The scene goes on, bringing back the he-was-just-about-to-quit drummer Paul Cooke (who also gets to deliver the only mention of the Ramones in the whole series because I KNEW THEY WOULDN’T TALK ABOUT THEM!!!) to bring in the perfect rhythm, and Johnny Rotten comes charging in with his lyrics. It’s one of those cliche song-writing scenes, but it works because every character makes a contribution, most have to give and take here and there, and then it culminates with a classic tune. 

5. The Jonesey’s Jukebox Podcast. As part of the promotion for “Pistol,” the legendary radio show has shared key, special episodes with great interviews. Look for the one with Chrissie Hynde to see just how the show naaaaaailed this character. She cares, but she’s cool, and she doesn’t take shit, and she’s funny, but messes with people.
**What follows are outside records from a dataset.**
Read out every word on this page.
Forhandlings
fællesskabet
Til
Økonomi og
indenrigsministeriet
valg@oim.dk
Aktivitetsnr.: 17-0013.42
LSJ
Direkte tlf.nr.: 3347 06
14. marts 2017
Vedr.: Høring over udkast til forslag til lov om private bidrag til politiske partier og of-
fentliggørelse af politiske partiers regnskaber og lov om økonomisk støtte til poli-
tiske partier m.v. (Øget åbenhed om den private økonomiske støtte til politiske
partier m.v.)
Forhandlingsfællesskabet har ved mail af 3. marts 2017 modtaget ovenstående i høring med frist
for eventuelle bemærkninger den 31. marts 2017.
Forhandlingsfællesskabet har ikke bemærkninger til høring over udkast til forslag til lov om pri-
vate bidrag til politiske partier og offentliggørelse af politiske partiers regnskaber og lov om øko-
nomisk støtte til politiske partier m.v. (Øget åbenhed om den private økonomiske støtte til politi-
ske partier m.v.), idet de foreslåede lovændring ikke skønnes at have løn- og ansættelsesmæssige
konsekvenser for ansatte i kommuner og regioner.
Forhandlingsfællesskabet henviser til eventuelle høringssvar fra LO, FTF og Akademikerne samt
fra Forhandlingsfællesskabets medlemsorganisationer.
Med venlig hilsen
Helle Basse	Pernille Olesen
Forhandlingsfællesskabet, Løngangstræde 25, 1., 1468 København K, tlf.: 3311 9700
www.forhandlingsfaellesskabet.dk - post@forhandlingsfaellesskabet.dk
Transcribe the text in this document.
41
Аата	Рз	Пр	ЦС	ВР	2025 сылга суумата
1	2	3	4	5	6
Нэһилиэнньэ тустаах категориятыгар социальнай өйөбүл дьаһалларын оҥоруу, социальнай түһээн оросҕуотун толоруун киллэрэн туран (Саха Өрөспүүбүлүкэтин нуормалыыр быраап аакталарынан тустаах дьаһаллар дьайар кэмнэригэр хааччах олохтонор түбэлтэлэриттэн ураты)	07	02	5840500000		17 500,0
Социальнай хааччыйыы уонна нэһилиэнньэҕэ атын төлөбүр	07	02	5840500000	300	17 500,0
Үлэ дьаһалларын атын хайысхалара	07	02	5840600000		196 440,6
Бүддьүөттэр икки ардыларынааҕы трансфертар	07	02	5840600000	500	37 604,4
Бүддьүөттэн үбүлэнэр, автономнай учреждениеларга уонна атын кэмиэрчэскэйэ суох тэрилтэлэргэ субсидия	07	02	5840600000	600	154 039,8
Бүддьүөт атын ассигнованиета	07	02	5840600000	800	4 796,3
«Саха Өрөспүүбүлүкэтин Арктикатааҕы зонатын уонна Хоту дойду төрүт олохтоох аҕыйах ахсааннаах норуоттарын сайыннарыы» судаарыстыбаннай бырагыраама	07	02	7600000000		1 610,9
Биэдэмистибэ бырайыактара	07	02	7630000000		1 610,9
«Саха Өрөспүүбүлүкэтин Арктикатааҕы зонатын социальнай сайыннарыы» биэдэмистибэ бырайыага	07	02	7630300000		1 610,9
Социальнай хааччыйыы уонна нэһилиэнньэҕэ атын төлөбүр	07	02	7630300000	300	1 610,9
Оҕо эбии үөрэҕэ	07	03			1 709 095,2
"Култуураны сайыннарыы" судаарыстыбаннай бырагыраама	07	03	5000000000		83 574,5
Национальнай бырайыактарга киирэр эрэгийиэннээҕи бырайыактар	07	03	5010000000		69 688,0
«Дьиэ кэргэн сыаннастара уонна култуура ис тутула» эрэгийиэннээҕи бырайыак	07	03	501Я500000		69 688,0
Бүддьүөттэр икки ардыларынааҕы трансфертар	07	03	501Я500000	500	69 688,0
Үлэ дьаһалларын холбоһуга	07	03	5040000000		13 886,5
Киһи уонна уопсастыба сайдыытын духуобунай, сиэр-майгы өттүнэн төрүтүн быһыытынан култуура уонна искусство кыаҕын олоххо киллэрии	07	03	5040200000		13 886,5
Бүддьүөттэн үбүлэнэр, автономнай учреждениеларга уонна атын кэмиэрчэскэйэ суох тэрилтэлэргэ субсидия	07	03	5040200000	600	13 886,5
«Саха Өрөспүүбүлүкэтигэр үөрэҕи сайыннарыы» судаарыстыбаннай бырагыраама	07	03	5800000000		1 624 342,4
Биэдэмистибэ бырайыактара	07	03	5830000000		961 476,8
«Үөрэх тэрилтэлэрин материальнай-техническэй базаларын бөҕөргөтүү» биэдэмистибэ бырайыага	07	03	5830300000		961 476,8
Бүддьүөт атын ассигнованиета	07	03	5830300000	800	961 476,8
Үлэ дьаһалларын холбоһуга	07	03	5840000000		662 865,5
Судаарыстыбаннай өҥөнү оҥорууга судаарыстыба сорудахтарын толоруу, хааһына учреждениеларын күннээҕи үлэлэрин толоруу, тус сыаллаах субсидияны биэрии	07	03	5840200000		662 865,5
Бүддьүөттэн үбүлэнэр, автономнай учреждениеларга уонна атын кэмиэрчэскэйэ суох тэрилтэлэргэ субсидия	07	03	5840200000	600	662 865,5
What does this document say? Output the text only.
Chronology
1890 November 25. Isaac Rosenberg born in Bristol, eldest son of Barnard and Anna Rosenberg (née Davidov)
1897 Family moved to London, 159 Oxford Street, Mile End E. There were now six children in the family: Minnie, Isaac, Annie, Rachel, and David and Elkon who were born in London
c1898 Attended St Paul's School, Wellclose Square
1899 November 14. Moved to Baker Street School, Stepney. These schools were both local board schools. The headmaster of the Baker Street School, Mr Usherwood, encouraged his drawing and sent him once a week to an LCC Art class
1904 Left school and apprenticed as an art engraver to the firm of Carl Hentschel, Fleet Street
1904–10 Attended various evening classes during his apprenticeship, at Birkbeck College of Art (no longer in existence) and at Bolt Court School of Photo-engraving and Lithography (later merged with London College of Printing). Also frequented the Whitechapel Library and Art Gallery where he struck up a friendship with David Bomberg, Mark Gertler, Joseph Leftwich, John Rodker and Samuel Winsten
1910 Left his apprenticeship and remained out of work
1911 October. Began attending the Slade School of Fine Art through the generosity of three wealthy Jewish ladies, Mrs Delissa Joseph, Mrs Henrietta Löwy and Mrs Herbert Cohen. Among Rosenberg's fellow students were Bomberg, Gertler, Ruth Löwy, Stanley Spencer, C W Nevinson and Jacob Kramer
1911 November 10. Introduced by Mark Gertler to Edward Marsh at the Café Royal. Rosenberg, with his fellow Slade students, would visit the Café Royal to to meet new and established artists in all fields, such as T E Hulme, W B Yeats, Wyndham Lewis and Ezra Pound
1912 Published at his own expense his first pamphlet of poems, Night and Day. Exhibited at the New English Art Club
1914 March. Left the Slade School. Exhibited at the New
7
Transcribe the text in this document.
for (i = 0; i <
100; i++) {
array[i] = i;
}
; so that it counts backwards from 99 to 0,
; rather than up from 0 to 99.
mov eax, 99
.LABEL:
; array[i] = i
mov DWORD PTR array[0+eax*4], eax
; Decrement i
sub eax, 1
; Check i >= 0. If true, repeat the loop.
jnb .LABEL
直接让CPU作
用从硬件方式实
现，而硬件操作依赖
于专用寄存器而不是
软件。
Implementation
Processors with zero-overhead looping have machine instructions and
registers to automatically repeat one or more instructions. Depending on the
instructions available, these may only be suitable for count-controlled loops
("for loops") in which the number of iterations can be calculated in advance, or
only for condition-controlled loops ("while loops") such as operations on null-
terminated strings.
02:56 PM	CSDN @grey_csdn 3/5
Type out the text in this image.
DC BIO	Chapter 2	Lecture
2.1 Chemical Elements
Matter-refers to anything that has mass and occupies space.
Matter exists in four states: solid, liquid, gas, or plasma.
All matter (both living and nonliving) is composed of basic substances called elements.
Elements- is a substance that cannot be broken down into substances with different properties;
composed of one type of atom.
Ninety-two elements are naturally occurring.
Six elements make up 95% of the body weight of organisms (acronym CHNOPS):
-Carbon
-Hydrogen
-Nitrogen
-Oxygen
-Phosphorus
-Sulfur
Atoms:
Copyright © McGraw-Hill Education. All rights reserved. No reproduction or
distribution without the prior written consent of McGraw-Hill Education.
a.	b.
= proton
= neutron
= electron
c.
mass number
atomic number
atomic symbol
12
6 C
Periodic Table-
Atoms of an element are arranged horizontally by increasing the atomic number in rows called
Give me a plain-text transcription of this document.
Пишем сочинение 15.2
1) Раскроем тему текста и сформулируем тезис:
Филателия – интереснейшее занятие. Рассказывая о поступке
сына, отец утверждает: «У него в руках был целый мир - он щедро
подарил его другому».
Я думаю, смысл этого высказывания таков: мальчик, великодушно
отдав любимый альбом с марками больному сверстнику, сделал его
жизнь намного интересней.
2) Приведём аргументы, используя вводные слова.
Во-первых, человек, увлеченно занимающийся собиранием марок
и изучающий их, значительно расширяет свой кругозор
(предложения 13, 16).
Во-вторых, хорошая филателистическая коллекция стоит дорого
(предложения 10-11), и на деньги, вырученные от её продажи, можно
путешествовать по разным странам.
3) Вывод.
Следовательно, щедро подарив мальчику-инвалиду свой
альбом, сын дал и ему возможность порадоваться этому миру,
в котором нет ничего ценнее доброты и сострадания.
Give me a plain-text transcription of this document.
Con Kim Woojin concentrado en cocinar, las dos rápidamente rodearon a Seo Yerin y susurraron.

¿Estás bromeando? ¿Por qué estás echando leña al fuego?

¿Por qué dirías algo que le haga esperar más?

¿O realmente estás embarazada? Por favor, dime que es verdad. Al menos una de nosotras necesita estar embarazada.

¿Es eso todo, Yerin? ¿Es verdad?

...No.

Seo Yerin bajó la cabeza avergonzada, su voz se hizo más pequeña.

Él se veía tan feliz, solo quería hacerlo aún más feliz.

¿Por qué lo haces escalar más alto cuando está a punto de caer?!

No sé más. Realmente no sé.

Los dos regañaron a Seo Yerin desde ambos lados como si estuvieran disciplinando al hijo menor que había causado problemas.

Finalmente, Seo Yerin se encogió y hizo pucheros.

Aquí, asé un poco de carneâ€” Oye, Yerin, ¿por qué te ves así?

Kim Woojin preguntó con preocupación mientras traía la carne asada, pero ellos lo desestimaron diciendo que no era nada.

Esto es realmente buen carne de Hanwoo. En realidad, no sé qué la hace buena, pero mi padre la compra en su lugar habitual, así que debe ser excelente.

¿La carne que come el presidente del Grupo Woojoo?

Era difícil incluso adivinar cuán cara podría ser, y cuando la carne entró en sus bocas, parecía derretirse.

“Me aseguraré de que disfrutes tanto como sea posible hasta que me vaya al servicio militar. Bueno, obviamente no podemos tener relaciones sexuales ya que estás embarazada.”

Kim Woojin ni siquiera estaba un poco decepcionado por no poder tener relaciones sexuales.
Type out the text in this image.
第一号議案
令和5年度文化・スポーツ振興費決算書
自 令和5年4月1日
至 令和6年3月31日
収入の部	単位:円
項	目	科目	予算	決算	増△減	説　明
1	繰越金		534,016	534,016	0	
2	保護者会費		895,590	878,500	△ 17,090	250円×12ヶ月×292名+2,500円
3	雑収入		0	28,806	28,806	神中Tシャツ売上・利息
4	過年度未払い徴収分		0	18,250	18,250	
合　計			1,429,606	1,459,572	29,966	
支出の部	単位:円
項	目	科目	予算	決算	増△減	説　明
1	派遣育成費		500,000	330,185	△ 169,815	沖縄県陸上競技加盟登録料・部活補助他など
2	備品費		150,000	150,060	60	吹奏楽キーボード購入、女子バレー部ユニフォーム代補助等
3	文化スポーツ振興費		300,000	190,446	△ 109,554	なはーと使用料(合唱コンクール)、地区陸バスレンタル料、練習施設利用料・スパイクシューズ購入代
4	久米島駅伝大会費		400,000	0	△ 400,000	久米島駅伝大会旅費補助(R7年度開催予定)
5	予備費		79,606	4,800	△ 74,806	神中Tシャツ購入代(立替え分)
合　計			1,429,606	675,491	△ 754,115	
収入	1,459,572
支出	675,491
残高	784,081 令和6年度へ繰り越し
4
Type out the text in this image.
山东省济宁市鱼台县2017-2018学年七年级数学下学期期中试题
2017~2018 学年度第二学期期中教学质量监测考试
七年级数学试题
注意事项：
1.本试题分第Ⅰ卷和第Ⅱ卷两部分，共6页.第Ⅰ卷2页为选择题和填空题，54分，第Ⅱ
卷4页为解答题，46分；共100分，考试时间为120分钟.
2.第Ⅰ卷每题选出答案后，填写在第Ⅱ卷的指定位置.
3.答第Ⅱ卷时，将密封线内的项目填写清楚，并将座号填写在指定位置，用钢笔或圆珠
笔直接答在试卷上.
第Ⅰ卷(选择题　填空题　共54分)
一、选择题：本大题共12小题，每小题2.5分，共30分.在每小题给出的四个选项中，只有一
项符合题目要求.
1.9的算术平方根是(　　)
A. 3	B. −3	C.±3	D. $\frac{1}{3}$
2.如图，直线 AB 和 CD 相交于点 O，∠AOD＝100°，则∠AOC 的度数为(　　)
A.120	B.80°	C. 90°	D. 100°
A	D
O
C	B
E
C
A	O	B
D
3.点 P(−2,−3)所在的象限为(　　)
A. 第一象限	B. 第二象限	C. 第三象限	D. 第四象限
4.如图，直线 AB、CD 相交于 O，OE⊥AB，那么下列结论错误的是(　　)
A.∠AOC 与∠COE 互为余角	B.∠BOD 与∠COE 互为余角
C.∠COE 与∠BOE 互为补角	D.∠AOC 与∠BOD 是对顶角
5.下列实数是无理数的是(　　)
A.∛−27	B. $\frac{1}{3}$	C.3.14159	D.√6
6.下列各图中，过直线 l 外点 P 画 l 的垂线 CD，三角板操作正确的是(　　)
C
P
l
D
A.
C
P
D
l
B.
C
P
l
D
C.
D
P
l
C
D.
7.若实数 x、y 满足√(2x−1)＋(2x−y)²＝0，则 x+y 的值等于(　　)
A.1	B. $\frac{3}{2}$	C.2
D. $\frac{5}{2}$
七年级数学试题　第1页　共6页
6. After That Great Start, An Odd Finish. All that stuff in Point 1 happened in the first 5 minutes of the 6-part series. By the end, we’ve met and dispensed with all the other Pistols, girlfriends, influencers, scenesters and major players in the story. It ends with a rather crowded episode: the Pistols fall to pieces, Sid and Nancy die, Steve starts doing smack, all leading to a final scene between Steve and John Lyndon reminiscing about their achievements. 

On its own, the scene is fine. It’s well filmed and acted, and it alludes to a kind of curtain call flashback to an earlier, happier gig the pistols did as a benefit for firefighters and their children. 

But it feels kind of flat when you take into account the earlier scenes and the series as a whole. I mean, I guess, sure, it follows a trajectory similar to the history of the band. Great. Yet looking at the piece as a six hour movie, I think ending it with the two of them (and kind of the 4 of them) doesn’t wrap things up, or at least doesn’t connect things back to where we started.

My solution: Steve and John reminisce about the last few years/episodes together, then they hear a noise off stage. They go the main area to catch a younger kid who has snuck in to steal their equipment. This young kid wants to be just like his heroes, the Sex Pistols, mirroring the opening.

I’m tempted to think that they wanted to fizzle out much the way the band did, to leave people as frustrated as they felt. But then they wouldn’t have included that flashback curtain call scene. I think doing some kind of call back to the opening concert theft would have been a good way to tell us ”it’s over” while letting us feel kind of nice about it, too.

7. Parents. (Added after original publishing) Its a little thing, but i really enjoyed the series of scenes where — after receiving their first copies of their single — the band travels to each member’s parents and plays it for them.
With varying degrees of success. Steve’s parents are not thrilled, with him or the music. But the others are and it is — and I cant believe I’m saying this but it’s true — cute. Cute AND it works.

So there you are. Watch the show and then play the music. That’s how these things work.